4604.5.
(a) Upon adoption by the administrative director of a medical treatment utilization schedule pursuant to Section 5307.27, the recommended guidelines set forth in the schedule shall be presumptively correct on the issue of extent and scope of medical treatment. The presumption is rebuttable and may be controverted by a preponderance of the scientific medical evidence establishing that a variance from the guidelines is reasonably required to cure or relieve the injured worker from the effects of his or her injury. The presumption created is one affecting the burden of proof.(b) The recommended guidelines set forth in the schedule adopted pursuant to subdivision (a) shall reflect practices that are evidence and scientifically
based, nationally recognized, and peer-reviewed. The guidelines shall be designed to assist providers by offering an analytical framework for the evaluation and treatment of injured workers, and shall constitute care in accordance with Section 4600 for all injured workers diagnosed with industrial conditions.
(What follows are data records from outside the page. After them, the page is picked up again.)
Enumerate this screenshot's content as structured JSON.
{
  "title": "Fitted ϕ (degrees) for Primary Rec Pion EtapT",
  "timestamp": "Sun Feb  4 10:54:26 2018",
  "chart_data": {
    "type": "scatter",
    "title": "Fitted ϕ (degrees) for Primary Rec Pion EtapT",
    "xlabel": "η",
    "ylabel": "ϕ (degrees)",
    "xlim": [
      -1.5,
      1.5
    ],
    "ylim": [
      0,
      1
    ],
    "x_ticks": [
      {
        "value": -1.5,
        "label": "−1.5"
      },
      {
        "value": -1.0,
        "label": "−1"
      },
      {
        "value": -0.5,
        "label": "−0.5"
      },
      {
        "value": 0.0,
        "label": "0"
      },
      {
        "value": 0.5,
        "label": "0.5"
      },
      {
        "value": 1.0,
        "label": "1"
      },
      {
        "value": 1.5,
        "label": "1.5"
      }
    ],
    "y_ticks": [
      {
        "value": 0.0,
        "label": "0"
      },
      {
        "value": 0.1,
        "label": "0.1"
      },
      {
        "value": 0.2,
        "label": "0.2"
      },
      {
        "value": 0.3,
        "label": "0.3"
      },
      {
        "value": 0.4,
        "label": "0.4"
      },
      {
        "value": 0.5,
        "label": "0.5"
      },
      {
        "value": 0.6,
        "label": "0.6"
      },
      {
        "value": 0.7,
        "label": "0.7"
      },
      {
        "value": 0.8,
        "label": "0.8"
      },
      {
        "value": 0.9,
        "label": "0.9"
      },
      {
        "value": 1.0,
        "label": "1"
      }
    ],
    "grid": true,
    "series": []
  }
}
(c) Three months after the publication date of the updated American College of Occupational and Environmental Medicine’s Occupational Medicine Practice Guidelines, and continuing until the effective date of a medical treatment utilization schedule, pursuant to Section 5307.27, the recommended guidelines set forth in the American College of Occupational and Environmental Medicine’s Occupational Medicine Practice Guidelines shall be presumptively correct on the issue of extent and scope of medical treatment, regardless of date of injury. The presumption is rebuttable and may be controverted by a preponderance of the evidence establishing
that a variance from the guidelines is reasonably required to cure and relieve the employee from the effects of his or her injury, in accordance with Section 4600. The presumption created is one affecting the burden of proof.
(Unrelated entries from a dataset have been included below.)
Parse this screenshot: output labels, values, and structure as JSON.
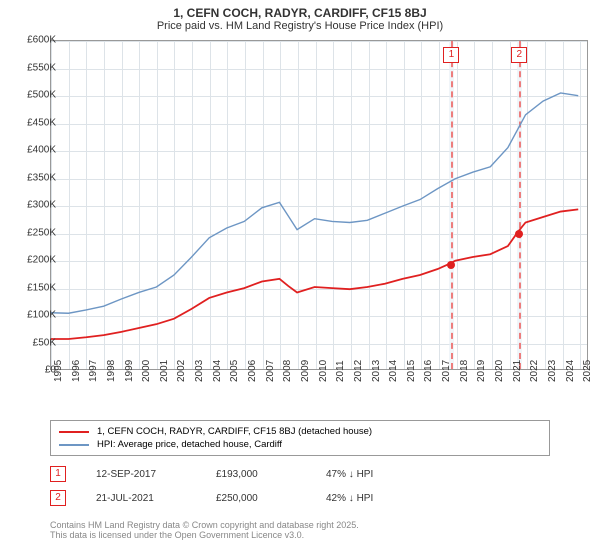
{
  "title": "1, CEFN COCH, RADYR, CARDIFF, CF15 8BJ",
  "subtitle": "Price paid vs. HM Land Registry's House Price Index (HPI)",
  "chart": {
    "type": "line",
    "xlim": [
      1995,
      2025.5
    ],
    "ylim": [
      0,
      600000
    ],
    "ytick_step": 50000,
    "yticks_labels": [
      "£0",
      "£50K",
      "£100K",
      "£150K",
      "£200K",
      "£250K",
      "£300K",
      "£350K",
      "£400K",
      "£450K",
      "£500K",
      "£550K",
      "£600K"
    ],
    "xticks": [
      1995,
      1996,
      1997,
      1998,
      1999,
      2000,
      2001,
      2002,
      2003,
      2004,
      2005,
      2006,
      2007,
      2008,
      2009,
      2010,
      2011,
      2012,
      2013,
      2014,
      2015,
      2016,
      2017,
      2018,
      2019,
      2020,
      2021,
      2022,
      2023,
      2024,
      2025
    ],
    "grid_color": "#dde3e8",
    "background_color": "#ffffff",
    "series": [
      {
        "name": "hpi",
        "color": "#6d96c4",
        "width": 1.4,
        "points": [
          [
            1995,
            103000
          ],
          [
            1996,
            102000
          ],
          [
            1997,
            108000
          ],
          [
            1998,
            115000
          ],
          [
            1999,
            128000
          ],
          [
            2000,
            140000
          ],
          [
            2001,
            150000
          ],
          [
            2002,
            172000
          ],
          [
            2003,
            205000
          ],
          [
            2004,
            240000
          ],
          [
            2005,
            258000
          ],
          [
            2006,
            270000
          ],
          [
            2007,
            295000
          ],
          [
            2008,
            305000
          ],
          [
            2008.5,
            280000
          ],
          [
            2009,
            255000
          ],
          [
            2010,
            275000
          ],
          [
            2011,
            270000
          ],
          [
            2012,
            268000
          ],
          [
            2013,
            272000
          ],
          [
            2014,
            285000
          ],
          [
            2015,
            298000
          ],
          [
            2016,
            310000
          ],
          [
            2017,
            330000
          ],
          [
            2018,
            348000
          ],
          [
            2019,
            360000
          ],
          [
            2020,
            370000
          ],
          [
            2021,
            405000
          ],
          [
            2022,
            465000
          ],
          [
            2023,
            490000
          ],
          [
            2024,
            505000
          ],
          [
            2025,
            500000
          ]
        ]
      },
      {
        "name": "property",
        "color": "#e02020",
        "width": 1.8,
        "points": [
          [
            1995,
            55000
          ],
          [
            1996,
            55000
          ],
          [
            1997,
            58000
          ],
          [
            1998,
            62000
          ],
          [
            1999,
            68000
          ],
          [
            2000,
            75000
          ],
          [
            2001,
            82000
          ],
          [
            2002,
            92000
          ],
          [
            2003,
            110000
          ],
          [
            2004,
            130000
          ],
          [
            2005,
            140000
          ],
          [
            2006,
            148000
          ],
          [
            2007,
            160000
          ],
          [
            2008,
            165000
          ],
          [
            2008.5,
            152000
          ],
          [
            2009,
            140000
          ],
          [
            2010,
            150000
          ],
          [
            2011,
            148000
          ],
          [
            2012,
            146000
          ],
          [
            2013,
            150000
          ],
          [
            2014,
            156000
          ],
          [
            2015,
            165000
          ],
          [
            2016,
            172000
          ],
          [
            2017,
            183000
          ],
          [
            2017.7,
            193000
          ],
          [
            2018,
            198000
          ],
          [
            2019,
            205000
          ],
          [
            2020,
            210000
          ],
          [
            2021,
            225000
          ],
          [
            2021.55,
            250000
          ],
          [
            2022,
            268000
          ],
          [
            2023,
            278000
          ],
          [
            2024,
            288000
          ],
          [
            2025,
            292000
          ]
        ]
      }
    ],
    "markers": [
      {
        "num": "1",
        "x": 2017.7,
        "band_width": 0.25,
        "price_y": 193000
      },
      {
        "num": "2",
        "x": 2021.55,
        "band_width": 0.25,
        "price_y": 250000
      }
    ]
  },
  "legend": [
    {
      "color": "#e02020",
      "label": "1, CEFN COCH, RADYR, CARDIFF, CF15 8BJ (detached house)"
    },
    {
      "color": "#6d96c4",
      "label": "HPI: Average price, detached house, Cardiff"
    }
  ],
  "events": [
    {
      "num": "1",
      "date": "12-SEP-2017",
      "price": "£193,000",
      "hpi": "47% ↓ HPI"
    },
    {
      "num": "2",
      "date": "21-JUL-2021",
      "price": "£250,000",
      "hpi": "42% ↓ HPI"
    }
  ],
  "footer": [
    "Contains HM Land Registry data © Crown copyright and database right 2025.",
    "This data is licensed under the Open Government Licence v3.0."
  ]
}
(d) (1) Notwithstanding the medical treatment utilization schedule or the guidelines set forth in the American College of Occupational and Environmental Medicine’s Occupational Medicine Practice Guidelines, for injuries occurring on and after January 1, 2004, an employee shall be entitled to no more than 24 chiropractic, 24 occupational therapy, and 24 physical therapy visits per industrial injury.
(2) This subdivision shall not apply when an employer authorizes, in writing, additional visits to a health care practitioner for physical medicine services.
This subdivision shall also not apply to an injured worker who is an employee of a sheriff’s office, of a police or fire department of a city, county, city and county, district, or other public or municipal corporations or political subdivisions, is an individual described in Chapter 4.5 (commencing with Section 830) of Title 3 of Part 2 of the Penal Code, regardless of volunteer, partly paid, or paid status, or is an active firefighting member of the Department of Forestry and Fire Protection, or of any county forestry or firefighting department or unit, regardless of volunteer, partly paid, or paid status, unless the injured worker’s principal duties are clerical or otherwise do not clearly fall within the scope of active law enforcement service or active firefighting service, such as stenographers, telephone operators, and other office workers.
(e) For all injuries not covered by the American
College of Occupational and Environmental Medicine’s Occupational Medicine Practice Guidelines or official utilization schedule after adoption pursuant to Section 5307.27, authorized treatment shall be in accordance with other evidence based medical treatment guidelines generally recognized by the national medical community and that are scientifically based.